CONCORD, N.C. Mark Martin won the 1998 Nextel All-Star Challenge, and it was part of a season that included a career-best 22 top-five finishes. Although he's only won two races since then, he still gets excited about racing. The 45-year-old driver talked about this Saturday's all-star race and the rest of the NASCAR season.
Question: Why is there a different mindset for racing's all-star event compared to all-star events for football, basketball, hockey and baseball?
Martin: First of all, I don't know anything about other all-star events. I've never watched one in my entire life, so I don't know how to compare it to that. But for racers, it doesn't really matter what your motivation is to race whether it's the trophy, whether it's the money, whether it's the recognition, it all goes hand-in-hand. The most important races that I know of typically pay the most and they typically have the biggest trophy and also get the most recognition. In motorsports, that's how we do it. We put the most effort toward the races that seem to be the most important to us and typically it's one or all of those three things together.
Question: Is there a different mindset for an all-star race versus a regular season race?
Martin: In today's day and age, you don't let yourself get behind anyway, not unless you can't help it. To be real honest with you, my mindset is not real different for that race than any other race. As soon as the green flag comes out, it's only so many to go. If it's 599 miles to go or if it's one mile to go. From the time the green flag comes out, it's X to go and you've got to start strategizing based on what amount of time is left. I've always been one to oversimplify things or definitely keep it simple. When you're no brighter than I am, you don't need to try to get things too complicated."
Question: Is the all-star race just as big as it was 10 years ago?
Martin: The race is bigger than it ever was to many of us because it pays more money, it has a bigger, prettier trophy, and it will be watched by more people. Those three things pretty much sum up whatever drives anyone in motorsports, so it is a very special race and it's really important to the competitors. I mean, really important to the competitors. I feel like it's grown and I feel like it's an even bigger deal than it ever was and I think that was the intent. It definitely has managed to keep pace with the changing times.
Question: The 1998 season was one of your best. What memories do you have from that season?

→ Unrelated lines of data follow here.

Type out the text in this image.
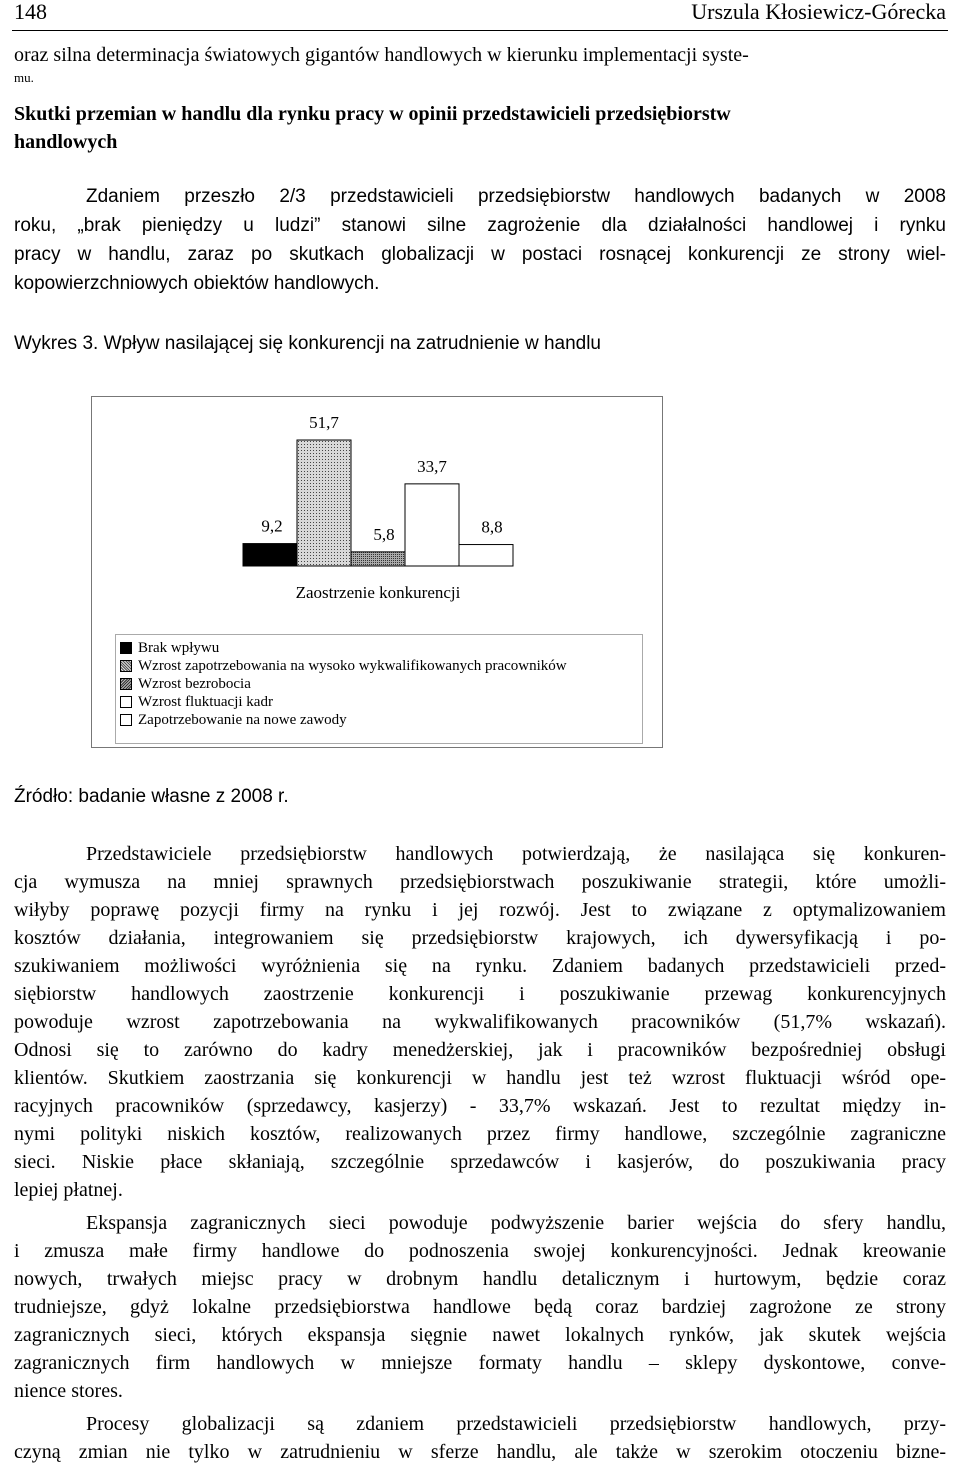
148	Urszula Kłosiewicz-Górecka
oraz silna determinacja światowych gigantów handlowych w kierunku implementacji syste-
mu.
Skutki przemian w handlu dla rynku pracy w opinii przedstawicieli przedsiębiorstw
handlowych
Zdaniem przeszło 2/3 przedstawicieli przedsiębiorstw handlowych badanych w 2008
roku, „brak pieniędzy u ludzi” stanowi silne zagrożenie dla działalności handlowej i rynku
pracy w handlu, zaraz po skutkach globalizacji w postaci rosnącej konkurencji ze strony wiel-
kopowierzchniowych obiektów handlowych.
Wykres 3. Wpływ nasilającej się konkurencji na zatrudnienie w handlu
9,2
51,7
5,8
33,7
8,8
Zaostrzenie konkurencji
Brak wpływu
Wzrost zapotrzebowania na wysoko wykwalifikowanych pracowników
Wzrost bezrobocia
Wzrost fluktuacji kadr
Zapotrzebowanie na nowe zawody
Źródło: badanie własne z 2008 r.
Przedstawiciele przedsiębiorstw handlowych potwierdzają, że nasilająca się konkuren-
cja wymusza na mniej sprawnych przedsiębiorstwach poszukiwanie strategii, które umożli-
wiłyby poprawę pozycji firmy na rynku i jej rozwój. Jest to związane z optymalizowaniem
kosztów działania, integrowaniem się przedsiębiorstw krajowych, ich dywersyfikacją i po-
szukiwaniem możliwości wyróżnienia się na rynku. Zdaniem badanych przedstawicieli przed-
siębiorstw handlowych zaostrzenie konkurencji i poszukiwanie przewag konkurencyjnych
powoduje wzrost zapotrzebowania na wykwalifikowanych pracowników (51,7% wskazań).
Odnosi się to zarówno do kadry menedżerskiej, jak i pracowników bezpośredniej obsługi
klientów. Skutkiem zaostrzania się konkurencji w handlu jest też wzrost fluktuacji wśród ope-
racyjnych pracowników (sprzedawcy, kasjerzy) - 33,7% wskazań. Jest to rezultat między in-
nymi polityki niskich kosztów, realizowanych przez firmy handlowe, szczególnie zagraniczne
sieci. Niskie płace skłaniają, szczególnie sprzedawców i kasjerów, do poszukiwania pracy
lepiej płatnej.
Ekspansja zagranicznych sieci powoduje podwyższenie barier wejścia do sfery handlu,
i zmusza małe firmy handlowe do podnoszenia swojej konkurencyjności. Jednak kreowanie
nowych, trwałych miejsc pracy w drobnym handlu detalicznym i hurtowym, będzie coraz
trudniejsze, gdyż lokalne przedsiębiorstwa handlowe będą coraz bardziej zagrożone ze strony
zagranicznych sieci, których ekspansja sięgnie nawet lokalnych rynków, jak skutek wejścia
zagranicznych firm handlowych w mniejsze formaty handlu – sklepy dyskontowe, conve-
nience stores.
Procesy globalizacji są zdaniem przedstawicieli przedsiębiorstw handlowych, przy-
czyną zmian nie tylko w zatrudnieniu w sferze handlu, ale także w szerokim otoczeniu bizne-
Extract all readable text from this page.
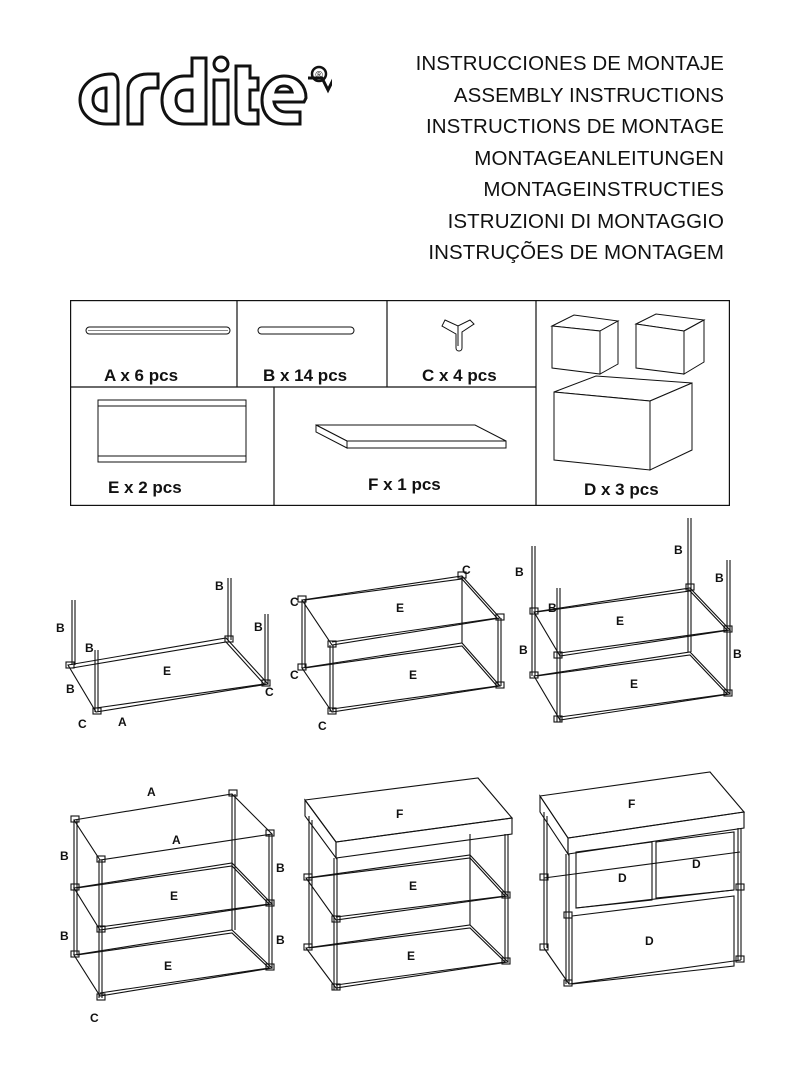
®
INSTRUCCIONES DE MONTAJE
ASSEMBLY INSTRUCTIONS
INSTRUCTIONS DE MONTAGE
MONTAGEANLEITUNGEN
MONTAGEINSTRUCTIES
ISTRUZIONI DI MONTAGGIO
INSTRUÇÕES DE MONTAGEM
A x 6 pcs	B x 14 pcs	C x 4 pcs
E x 2 pcs	F x 1 pcs	D x 3 pcs
B
B
B
B
B
C
C	A
E
C
C
E
C
C
E
B
B
B
B
B	B
E
E
A
A
B
B
B
B
E
E
C
F
E
E
F
D
D
D
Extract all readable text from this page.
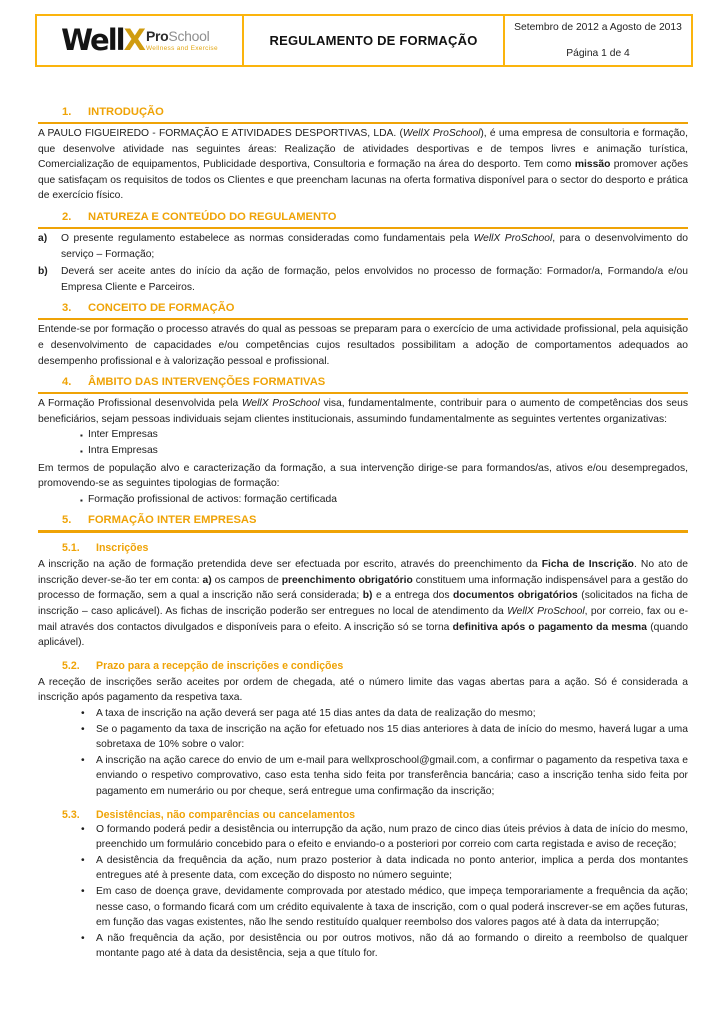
WellX ProSchool
Wellness and Exercise
REGULAMENTO DE FORMAÇÃO
Setembro de 2012 a Agosto de 2013
Página 1 de 4
1.	INTRODUÇÃO

A PAULO FIGUEIREDO - FORMAÇÃO E ATIVIDADES DESPORTIVAS, LDA. (WellX ProSchool), é uma empresa de consultoria e formação, que desenvolve atividade nas seguintes áreas: Realização de atividades desportivas e de tempos livres e animação turística, Comercialização de equipamentos, Publicidade desportiva, Consultoria e formação na área do desporto. Tem como missão promover ações que satisfaçam os requisitos de todos os Clientes e que preencham lacunas na oferta formativa disponível para o sector do desporto e prática de exercício físico.

2.	NATUREZA E CONTEÚDO DO REGULAMENTO
a)	O presente regulamento estabelece as normas consideradas como fundamentais pela WellX ProSchool, para o desenvolvimento do serviço – Formação;
b)	Deverá ser aceite antes do início da ação de formação, pelos envolvidos no processo de formação: Formador/a, Formando/a e/ou Empresa Cliente e Parceiros.
3.	CONCEITO DE FORMAÇÃO

Entende-se por formação o processo através do qual as pessoas se preparam para o exercício de uma actividade profissional, pela aquisição e desenvolvimento de capacidades e/ou competências cujos resultados possibilitam a adoção de comportamentos adequados ao desempenho profissional e à valorização pessoal e profissional.

4.	ÂMBITO DAS INTERVENÇÕES FORMATIVAS

A Formação Profissional desenvolvida pela WellX ProSchool visa, fundamentalmente, contribuir para o aumento de competências dos seus beneficiários, sejam pessoas individuais sejam clientes institucionais, assumindo fundamentalmente as seguintes vertentes organizativas:

▪ Inter Empresas
▪ Intra Empresas

Em termos de população alvo e caracterização da formação, a sua intervenção dirige-se para formandos/as, ativos e/ou desempregados, promovendo-se as seguintes tipologias de formação:

▪ Formação profissional de activos: formação certificada
5.	FORMAÇÃO INTER EMPRESAS
5.1.	Inscrições

A inscrição na ação de formação pretendida deve ser efectuada por escrito, através do preenchimento da Ficha de Inscrição. No ato de inscrição dever-se-ão ter em conta: a) os campos de preenchimento obrigatório constituem uma informação indispensável para a gestão do processo de formação, sem a qual a inscrição não será considerada; b) e a entrega dos documentos obrigatórios (solicitados na ficha de inscrição – caso aplicável). As fichas de inscrição poderão ser entregues no local de atendimento da WellX ProSchool, por correio, fax ou e-mail através dos contactos divulgados e disponíveis para o efeito. A inscrição só se torna definitiva após o pagamento da mesma (quando aplicável).

5.2.	Prazo para a recepção de inscrições e condições

A receção de inscrições serão aceites por ordem de chegada, até o número limite das vagas abertas para a ação. Só é considerada a inscrição após pagamento da respetiva taxa.

• A taxa de inscrição na ação deverá ser paga até 15 dias antes da data de realização do mesmo;
• Se o pagamento da taxa de inscrição na ação for efetuado nos 15 dias anteriores à data de início do mesmo, haverá lugar a uma sobretaxa de 10% sobre o valor:
• A inscrição na ação carece do envio de um e-mail para wellxproschool@gmail.com, a confirmar o pagamento da respetiva taxa e enviando o respetivo comprovativo, caso esta tenha sido feita por transferência bancária; caso a inscrição tenha sido feita por pagamento em numerário ou por cheque, será entregue uma confirmação da inscrição;
5.3.	Desistências, não comparências ou cancelamentos
• O formando poderá pedir a desistência ou interrupção da ação, num prazo de cinco dias úteis prévios à data de início do mesmo, preenchido um formulário concebido para o efeito e enviando-o a posteriori por correio com carta registada e aviso de receção;
• A desistência da frequência da ação, num prazo posterior à data indicada no ponto anterior, implica a perda dos montantes entregues até à presente data, com exceção do disposto no número seguinte;
• Em caso de doença grave, devidamente comprovada por atestado médico, que impeça temporariamente a frequência da ação; nesse caso, o formando ficará com um crédito equivalente à taxa de inscrição, com o qual poderá inscrever-se em ações futuras, em função das vagas existentes, não lhe sendo restituído qualquer reembolso dos valores pagos até à data da interrupção;
• A não frequência da ação, por desistência ou por outros motivos, não dá ao formando o direito a reembolso de qualquer montante pago até à data da desistência, seja a que título for.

Martin: That was a great season. We had a fresh, new team in '98 and a new Taurus in '98. We got started off to a great, great season by winning the third race on the schedule at Vegas and we went into Charlotte, of course, excited because that's such an awesome race track to race on. I mean, it is the ultimate. We were running along right at the end of the (all-star) race and coming off Turn 4 to get the white flag, I got under Bobby Labonte and passed him. Just about the time I cleared him, Jeff Gordon was leading the race, he pulled down to the inside and slowed down and right about the start-finish line I passed him and there was one more lap and we won the race. It came to us as a surprise and those, honestly, are by far the greatest wins of my career the ones that were a surprise. The ones that you expect, you're just relieved when you win and not really excited. So that one was a really neat win. It was a special night and kind of made up for one other year when we thought we had the race won and the caution flag came out coming to the white flag. We forgot we were running Saturday night rules at the time and thought that thing might be over with and (Dale) Earnhardt wound up beating us out for the thing. We've had a lot of good runs at Charlotte in everything from Busch cars, I don't know how many races we won with the Busch car, and the Cup car and the all-star race. It's a great track to race on.
Question: Have you heard any reaction from the fans or in the garage about the new schedule?
Martin: My finger is not directly on the pulse of the fans, other than I have heard some slight negative reaction. But anytime anything changes you hear that. I think they're taking us to race tracks that we need to be going to, but nobody likes breaking the tradition and leaving wonderful racetracks behind like Rockingham or Darlington or what have you. We definitely need to be racing more in Texas and Vegas and California, and Phoenix is a wonderful track. I don't know what that does that maybe slights the East Coast race fans some, but the West Coast fans gain. One man's loss is another person's gain. It's not my area to know what's right or what's best. As a competitor goes, it's going to be greatly more difficult on the competitors the new schedule. But with that being said, it is the right direction for what the sport is doing. This sport is growing. It's getting more fans. It's getting more popular and it's getting more commercialized and that is in line with the direction of this sport and the direction this sport has been going for the last 15 years. With every change there are pluses and minuses."